In 1999 I returned to Tunisia to visit various friends, but at Tunis airport I was held for 14 hours as a danger to national security and deported the following morning. This treatment caused me tremendous upset because all the Tunisian people I met during my academic project were unfailingly kind, anxious to know how a democracy worked and proud of their heritage from Greek and Roman times.
Reports that the French President Sarkozy has refused entry to France for Ben Ali are to be welcomed and would mark a shift in French policy compared to Mitterand and Chirac who were prepared to tolerate his one party regime.
Tunisia and her people need friends now not simply British tourists on cheap holidays in securitry-managed resorts and Liberal Demcrats like myself stand ready to help – provided my passport isn’t marked!
Ron Aitkin was a Lib Dem councillor in Haringey from 2002-2010.
One Comment
Granted this piece would have been submitted a few days ago, but this was indeed the case and Ben Ali settled on Saudi.
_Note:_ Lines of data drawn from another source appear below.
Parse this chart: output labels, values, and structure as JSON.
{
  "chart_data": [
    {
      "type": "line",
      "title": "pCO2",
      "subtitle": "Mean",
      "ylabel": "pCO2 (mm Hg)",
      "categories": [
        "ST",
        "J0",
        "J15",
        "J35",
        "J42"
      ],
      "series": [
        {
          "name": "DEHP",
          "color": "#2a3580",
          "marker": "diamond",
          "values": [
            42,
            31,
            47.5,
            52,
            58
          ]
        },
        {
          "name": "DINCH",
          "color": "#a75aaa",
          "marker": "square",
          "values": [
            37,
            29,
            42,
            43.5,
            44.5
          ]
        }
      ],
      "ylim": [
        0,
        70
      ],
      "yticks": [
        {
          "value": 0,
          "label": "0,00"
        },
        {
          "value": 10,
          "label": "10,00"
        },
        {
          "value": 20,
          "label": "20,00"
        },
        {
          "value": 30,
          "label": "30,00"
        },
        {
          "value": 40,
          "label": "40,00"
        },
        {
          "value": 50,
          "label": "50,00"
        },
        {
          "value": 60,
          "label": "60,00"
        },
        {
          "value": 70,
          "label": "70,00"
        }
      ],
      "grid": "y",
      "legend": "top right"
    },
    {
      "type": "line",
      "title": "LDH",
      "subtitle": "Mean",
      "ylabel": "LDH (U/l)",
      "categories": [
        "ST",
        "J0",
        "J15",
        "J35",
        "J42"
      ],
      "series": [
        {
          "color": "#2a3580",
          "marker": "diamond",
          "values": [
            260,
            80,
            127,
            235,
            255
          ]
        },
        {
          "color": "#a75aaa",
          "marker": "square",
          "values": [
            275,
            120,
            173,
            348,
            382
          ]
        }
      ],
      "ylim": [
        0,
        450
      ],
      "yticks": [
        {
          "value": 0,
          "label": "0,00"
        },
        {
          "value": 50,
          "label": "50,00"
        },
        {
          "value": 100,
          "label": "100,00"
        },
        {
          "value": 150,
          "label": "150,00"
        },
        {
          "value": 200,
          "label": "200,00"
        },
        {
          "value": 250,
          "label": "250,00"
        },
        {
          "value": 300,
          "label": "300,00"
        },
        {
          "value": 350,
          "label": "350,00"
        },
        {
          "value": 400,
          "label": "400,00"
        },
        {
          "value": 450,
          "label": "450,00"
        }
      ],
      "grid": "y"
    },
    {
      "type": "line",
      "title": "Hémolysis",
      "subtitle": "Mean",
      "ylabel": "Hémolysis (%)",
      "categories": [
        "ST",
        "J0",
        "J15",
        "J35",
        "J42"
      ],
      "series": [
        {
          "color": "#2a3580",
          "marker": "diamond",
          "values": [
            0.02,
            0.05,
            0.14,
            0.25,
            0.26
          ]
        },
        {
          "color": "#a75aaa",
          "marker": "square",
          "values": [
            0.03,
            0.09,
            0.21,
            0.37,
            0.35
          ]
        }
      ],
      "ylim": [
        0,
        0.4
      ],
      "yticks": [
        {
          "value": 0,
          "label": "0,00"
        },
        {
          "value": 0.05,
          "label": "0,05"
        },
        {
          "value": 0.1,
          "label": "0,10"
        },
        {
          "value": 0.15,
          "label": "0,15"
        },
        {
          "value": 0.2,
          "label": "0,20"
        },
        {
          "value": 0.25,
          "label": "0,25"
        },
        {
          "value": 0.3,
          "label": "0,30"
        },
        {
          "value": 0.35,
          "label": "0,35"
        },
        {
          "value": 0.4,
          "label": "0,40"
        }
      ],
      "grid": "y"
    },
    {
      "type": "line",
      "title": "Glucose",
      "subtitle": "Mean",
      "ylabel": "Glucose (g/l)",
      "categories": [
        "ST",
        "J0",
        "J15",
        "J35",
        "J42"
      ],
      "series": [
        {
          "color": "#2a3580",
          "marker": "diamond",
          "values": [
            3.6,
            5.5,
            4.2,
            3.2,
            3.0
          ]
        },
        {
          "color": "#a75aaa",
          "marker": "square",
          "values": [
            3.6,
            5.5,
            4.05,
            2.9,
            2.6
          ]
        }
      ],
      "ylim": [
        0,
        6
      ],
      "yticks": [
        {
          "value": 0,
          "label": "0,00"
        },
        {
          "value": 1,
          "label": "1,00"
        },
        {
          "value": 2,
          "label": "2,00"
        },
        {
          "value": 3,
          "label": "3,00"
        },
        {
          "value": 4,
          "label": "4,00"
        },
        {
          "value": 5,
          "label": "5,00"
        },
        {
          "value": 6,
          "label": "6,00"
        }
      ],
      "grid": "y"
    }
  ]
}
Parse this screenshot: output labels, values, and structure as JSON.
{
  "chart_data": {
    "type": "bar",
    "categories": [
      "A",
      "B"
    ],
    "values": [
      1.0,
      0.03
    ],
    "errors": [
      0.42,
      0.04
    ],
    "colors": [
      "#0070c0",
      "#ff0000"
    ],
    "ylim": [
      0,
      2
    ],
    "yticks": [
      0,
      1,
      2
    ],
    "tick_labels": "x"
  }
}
I doubt this was a sign of a virtuous policy on Tunisia by France – there previously had been Governmental suggestions of ‘lending’ French riot police to Tunis – than the realization that the ancien regieme was going (with 1.5 tonnes of gold) and that she should stay on the right side of the successor.
I wouldn’t describe Tunisia as a US backwater, though.
Out of interest, Ron, given that one father and daughter tag-team are at work with the National Front in France, what d’you think of Rashid and Yusra Ghannouchi?